Ma comu fa a dillu – replico arraggiatu il ragionier Bruno – si nun si vidi mancu ‘na beata minchia?
Appunto, replico serafico il cavalier Massaro.
Con l’aria perplessa, sentendo odore di tranello, avvampato dal livore procuratogli dall’imperturbabilità dell’avversario, il ragionier Bruno alzò la voce: Appuntu? Appuntu? Ma chi mi veni a significari? Chi voli diri, cavalè? Mi sta cugliuniannu?
Ma quannu mai ragiunè – questa volta il cavaliere passò al dialetto per infliggere il colpo risolutivo – lu me discursu è latinu. Si nun si vidi mancu na beata michia, comu dici lei giustamenti, voli diri ca nun ci sunnu masculi nna luna. Perciò, si ci sunnu abitanti, su tutti fimmini. U capì ora? O ci lu spiegu arrè, ragiunè?
Seguì una risata generale che aveva il sapore di un’ovazione per il cavalier Massaro e una presa in giro cocente per il ragionier Bruno, il cui volto imparpagliato era l’evidente manifestazione della sconfitta appena subita nello scontro dialettico con il nemico politico di una vita.

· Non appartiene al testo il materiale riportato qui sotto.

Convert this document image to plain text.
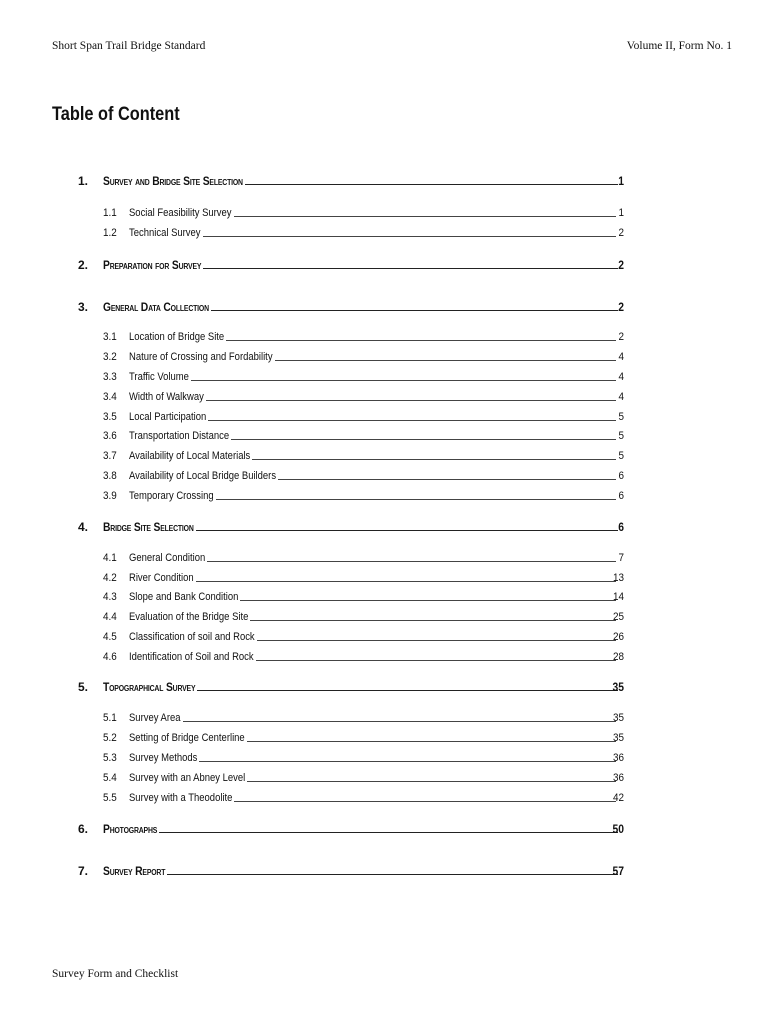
Short Span Trail Bridge Standard	Volume II, Form No. 1
Table of Content
1. Survey and Bridge Site Selection	1
1.1 Social Feasibility Survey	1
1.2 Technical Survey	2
2. Preparation for Survey	2
3. General Data Collection	2
3.1 Location of Bridge Site	2
3.2 Nature of Crossing and Fordability	4
3.3 Traffic Volume	4
3.4 Width of Walkway	4
3.5 Local Participation	5
3.6 Transportation Distance	5
3.7 Availability of Local Materials	5
3.8 Availability of Local Bridge Builders	6
3.9 Temporary Crossing	6
4. Bridge Site Selection	6
4.1 General Condition	7
4.2 River Condition	13
4.3 Slope and Bank Condition	14
4.4 Evaluation of the Bridge Site	25
4.5 Classification of soil and Rock	26
4.6 Identification of Soil and Rock	28
5. Topographical Survey	35
5.1 Survey Area	35
5.2 Setting of Bridge Centerline	35
5.3 Survey Methods	36
5.4 Survey with an Abney Level	36
5.5 Survey with a Theodolite	42
6. Photographs	50
7. Survey Report	57
Survey Form and Checklist
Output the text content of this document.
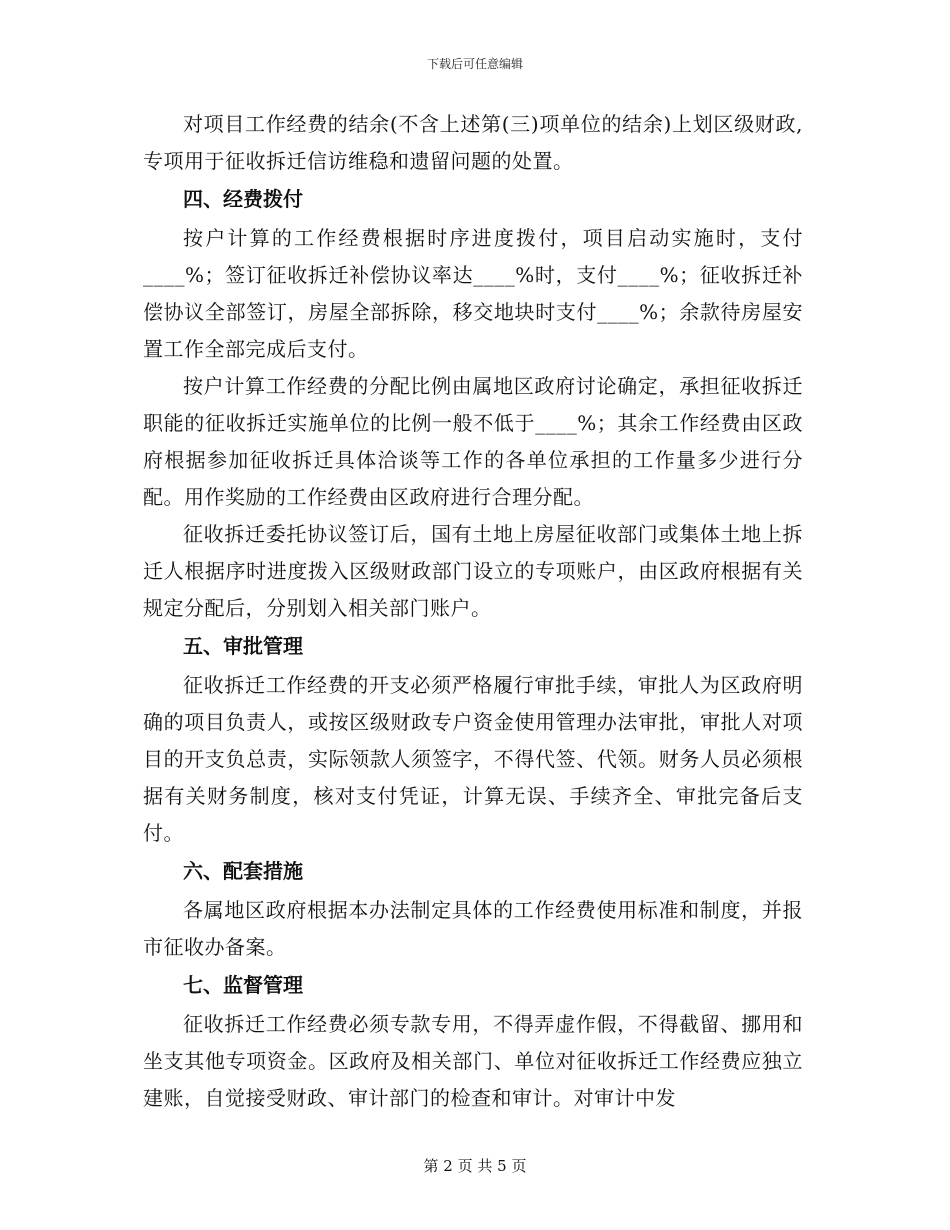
下载后可任意编辑

对项目工作经费的结余(不含上述第(三)项单位的结余)上划区级财政,专项用于征收拆迁信访维稳和遗留问题的处置。

四、经费拨付

按户计算的工作经费根据时序进度拨付，项目启动实施时，支付____%；签订征收拆迁补偿协议率达____%时，支付____%；征收拆迁补偿协议全部签订，房屋全部拆除，移交地块时支付____%；余款待房屋安置工作全部完成后支付。

按户计算工作经费的分配比例由属地区政府讨论确定，承担征收拆迁职能的征收拆迁实施单位的比例一般不低于____%；其余工作经费由区政府根据参加征收拆迁具体洽谈等工作的各单位承担的工作量多少进行分配。用作奖励的工作经费由区政府进行合理分配。

征收拆迁委托协议签订后，国有土地上房屋征收部门或集体土地上拆迁人根据序时进度拨入区级财政部门设立的专项账户，由区政府根据有关规定分配后，分别划入相关部门账户。

五、审批管理

征收拆迁工作经费的开支必须严格履行审批手续，审批人为区政府明确的项目负责人，或按区级财政专户资金使用管理办法审批，审批人对项目的开支负总责，实际领款人须签字，不得代签、代领。财务人员必须根据有关财务制度，核对支付凭证，计算无误、手续齐全、审批完备后支付。

六、配套措施

各属地区政府根据本办法制定具体的工作经费使用标准和制度，并报市征收办备案。

七、监督管理

征收拆迁工作经费必须专款专用，不得弄虚作假，不得截留、挪用和坐支其他专项资金。区政府及相关部门、单位对征收拆迁工作经费应独立建账，自觉接受财政、审计部门的检查和审计。对审计中发

第 2 页 共 5 页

Partita vinta e avversario annichilito, il cavalier Massaro era soddisfatto di sè, sicuro di aver reso un servizio alla lotta comunista nell’aver mortificato le forze della reazione. Abbandonò la lettura, si alzò dalla sedia e con un cenno di sorriso ed un incedere solenne, ai lati lo sguardo ammirato degli spettatori, si avviò al bancone del bar del circolo per concedersi il giusto premio: la sua solita birra mescolata all’immancabile gazzosa.